Patriarch Sviatoslav, addressing the conference participants, noted the importance of studying archives in covering this topic and shared their own and their family's experience of experiencing the times of the underground Church.
According to the head of the UGCC, it was not easy to reach out to the archives classified as "top secret", but thanks to the SBU, conscious people who gave researchers access to these materials a few years ago, the documents became available for study.
Thanks to the work of scientists, the truth has become clear. It is painful and ambiguous for all those who were involved in this event, but, as patriarch Sviatoslav noted, "this is the truth that liberates."
The head of the UGCC expressed gratitude to all those who study the archives and present the truth of those times.
"Instead of history in the USSR, there was propaganda and untruth. Now we also see how there is a culture of lies. So this cathedral was one of those, as we say today, fakes, a very strong fake. A dispassionate scientific methodology will help us free ourselves from that lie today, to truly realize the event that still hurts us," the head of the UGCC addressed the conference participants.
According to him, this conference at the UCU is the result of the fruitful work of scientists in the archives that convey the truth about the Lviv Pseudo-Council and the period of persecution of the UGCC.
"Initially, people did not accept that event. They wanted to protect their priests, whom they knew, with whom they went through the first Soviet occupation, then the German one. Then most of them somehow adapted because they had to survive. There were also very radical groups of people, like the Pokutnyky, who did not want to be influenced by the Bolshevik system at all, and there were such groups in my family. They did not want to take any documents or money from the authorities. But by 1951, they were already exhausted, and then there was a stage when they even separated from the underground Church. Others wanted to live somehow. Khrushchev's times played into the hands of the underground Church. This was pressure on the Russian Orthodox Church, because there were demands for official orthodoxy to submit lists to the authorities about who was baptized, who was married. People began to realize that it was dangerous and look for underground priests who were trusted. And that trust began to feed the structure of the underground church. People began to understand that their church would never betray. Because being a Christian in the USSR was not easy. This is my own experience, not from historiography. This is a living tradition," the head of the UGCC shared his memories.
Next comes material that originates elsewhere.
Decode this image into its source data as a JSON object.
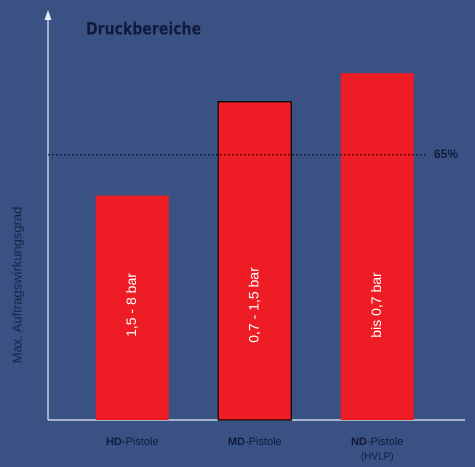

The conference is attended by about 30 leading experts from Ukraine, Poland, Romania, Slovakia and the USA, representatives of state authorities and church entities. Among the participants are Archbishop Yevstratiy (Zorya) of Chernihiv and Nizhyn of the Orthodox Church of Ukraine, assistant bishop Teodor Martynyuk of Ternopil of the UGCC, scientists: Olena Bogdan, Viktor Yelensky, Viktor Voinalovich, Natalia Shlikhta, Taras Pshenichny, Volodymyr Bureha, ConstantineSigov, Fr. George Kovalenko, Fr. Andriy Mikhaleyko.